Coordinated regulation of gene expression by Brn3a in developing sensory ganglia. Mus musculus

Mice lacking the POU-domain transcription factor Brn3a exhibit marked defects in sensory axon growth and abnormal sensory apoptosis. We have determined the regulatory targets of Brn3a in the developing trigeminal ganglion using microarray analysis of Brn3a mutant mice. These results show that Brn3 mediates the coordinated expression of neurotransmitter systems, ion channels, structural components of axons and inter- and intracellular signaling systems. Loss of Brn3a also results in the ectopic expression of transcription factors normally detected in earlier developmental stages and in other areas of the nervous system. Target gene expression is normal in heterozygous mice, consistent with prior work showing that autoregulation by Brn3a results in gene dosage compensation.

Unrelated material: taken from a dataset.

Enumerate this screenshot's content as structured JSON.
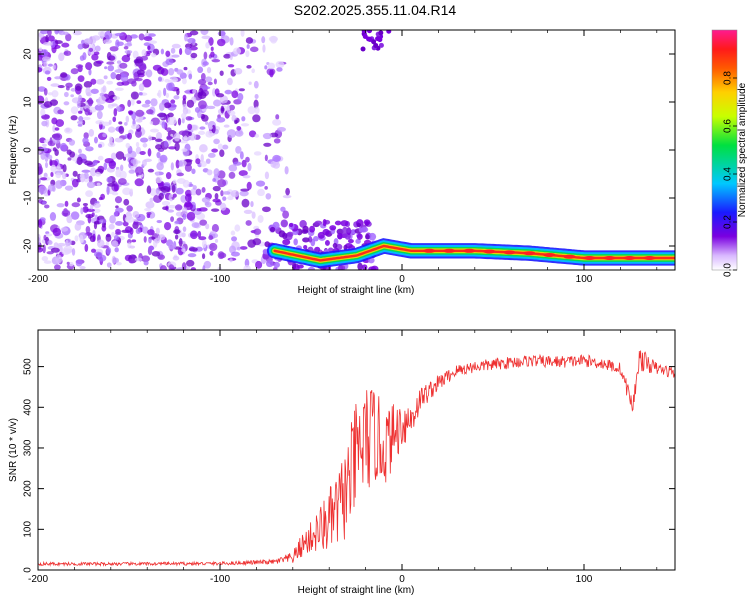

Detailed examination of the expression of several of these downstream genes reveals that the regulatory role of Brn3a in the trigeminal ganglion appears to be conserved in more posterior sensory ganglia but not in the CNS neurons that express this factor. Keywords: Gene expression in the developing nervous system Overall design: Microarrays used to compare the patterns of gene expression in the trigeminal ganglia of Brn3a knockout and wild-type mice. Embryonic day 13.5 (E13.5) was chosen because at this point in development mutant mice exhibit major defects in sensory axon growth, but have yet to undergo the period of extensive sensory neuron death associated with later stages.

缺失POU结构域转录因子（POU-domain transcription factor）Brn3a的小鼠，可出现显著的感觉轴突生长缺陷与异常感觉神经元凋亡。本研究通过对Brn3a突变小鼠开展微阵列（microarray）分析，鉴定了发育阶段三叉神经节内Brn3a的调控靶基因。研究结果表明，Brn3a可介导神经递质系统、离子通道、轴突结构组分以及细胞间与细胞内信号转导系统的协同表达。Brn3a缺失还可引发通常仅在发育早期阶段及神经系统其他区域中检测到的转录因子发生异位表达。杂合子小鼠的靶基因表达水平正常，这与此前研究揭示的Brn3a自调控可产生基因剂量补偿效应的结论一致。对其中数条下游基因的表达进行详细分析后发现，Brn3a在三叉神经节中的调控作用在更靠后的感觉神经节中具有保守性，但在表达该因子的中枢神经系统（central nervous system，CNS）神经元中则无此保守性。 关键词：发育中神经系统的基因表达 实验设计方案：通过微阵列（microarray）对比Brn3a敲除型与野生型小鼠三叉神经节的基因表达模式。本研究选取胚胎第13.5天（E13.5）作为检测节点，原因在于该发育阶段的突变小鼠已出现感觉轴突生长的显著缺陷，但尚未进入与后续发育阶段相关的大规模感觉神经元死亡时期。